Washington State University, Pullman WA

Investigators

Abstract

Humans and animals have long, evolutionarily relevant, histories of sustained interactions. Indeed, millennia-long demonstrated co-evolution of humans and their pets opens fascinating questions involving the costs and benefits that humans and animals provide to or exact from each other. This doctoral dissertation research project investigates factors associated with owners’ decisions to provide costly veterinary care to their animals to understand how concepts of animals impact veterinary care. In addition to training a doctoral student in anthropological research, this project’s findings can inform and facilitate veterinarians’ effective interception in disease spread, by better understanding and anticipating how their human clients perceive and interact with their sick animals. The project disseminates its findings broadly to academic, lay, and animal physician audiences.

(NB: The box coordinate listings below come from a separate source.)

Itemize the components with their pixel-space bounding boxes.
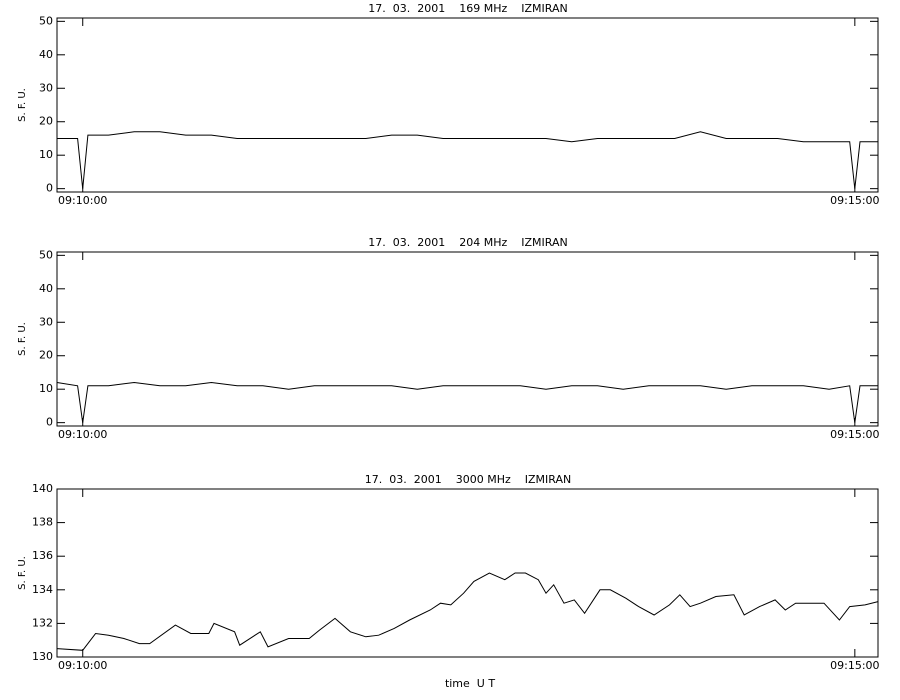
y-tick-label: 0	[46, 416, 53, 429]
y-tick-label: 30	[39, 81, 53, 94]
plot-frame	[56, 251, 879, 427]
plot-frame	[56, 17, 879, 193]
y-tick-label: 140	[32, 482, 53, 495]
x-tick-label: 09:10:00	[58, 428, 107, 441]
y-tick-label: 40	[39, 48, 53, 61]
y-tick-label: 138	[32, 516, 53, 529]
y-tick-label: 50	[39, 14, 53, 27]
y-tick-label: 134	[32, 583, 53, 596]
y-tick-label: 130	[32, 650, 53, 663]
plot-frame	[56, 488, 879, 658]
y-tick-label: 132	[32, 616, 53, 629]
chart-title: 17. 03. 2001 3000 MHz IZMIRAN	[365, 473, 571, 486]
x-tick-label: 09:15:00	[830, 659, 879, 672]
y-tick-label: 30	[39, 315, 53, 328]
y-tick-label: 10	[39, 148, 53, 161]
y-axis-label: S. F. U.	[17, 556, 28, 590]
chart-title: 17. 03. 2001 169 MHz IZMIRAN	[368, 2, 567, 15]
data-line	[57, 131, 878, 189]
y-tick-label: 50	[39, 248, 53, 261]
y-tick-label: 40	[39, 282, 53, 295]
x-axis-label: time U T	[445, 677, 495, 690]
y-tick-label: 136	[32, 549, 53, 562]
x-tick-label: 09:15:00	[830, 194, 879, 207]
x-tick-label: 09:10:00	[58, 659, 107, 672]
x-tick-label: 09:15:00	[830, 428, 879, 441]
data-line	[56, 572, 879, 651]
x-tick-label: 09:10:00	[58, 194, 107, 207]
y-axis-label: S. F. U.	[17, 88, 28, 122]
y-tick-label: 0	[46, 182, 53, 195]
y-axis-label: S. F. U.	[17, 322, 28, 356]
chart-title: 17. 03. 2001 204 MHz IZMIRAN	[368, 236, 567, 249]
y-tick-label: 20	[39, 349, 53, 362]
data-line	[56, 381, 878, 423]
y-tick-label: 10	[39, 382, 53, 395]
y-tick-label: 20	[39, 115, 53, 128]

This project offers novel anthropological research examining the culture of animal care, i.e., ethnoveterinary medicine. The research tests anthropological theories and concepts regarding medicine (medical anthropology) and human-animal interaction (ethnozoology or anthrozoology), and uses cognitive anthropology to identify salient cultural models (frameworks for thinking) about animal disease and wellness. It uses ethnographic observational and interview methods, including surveying, free-listing, semi-structured interviews, body mapping with animal silhouettes, and self-administered video journaling. The data reveal how differing human-animal activities connect with different cultural models, or conceptual tendencies, about animal sickness, including how people conceive of disease causes, physiology and symptoms, and the appropriate treatment responses. This award reflects NSF's statutory mission and has been deemed worthy of support through evaluation using the Foundation's intellectual merit and broader impacts review criteria.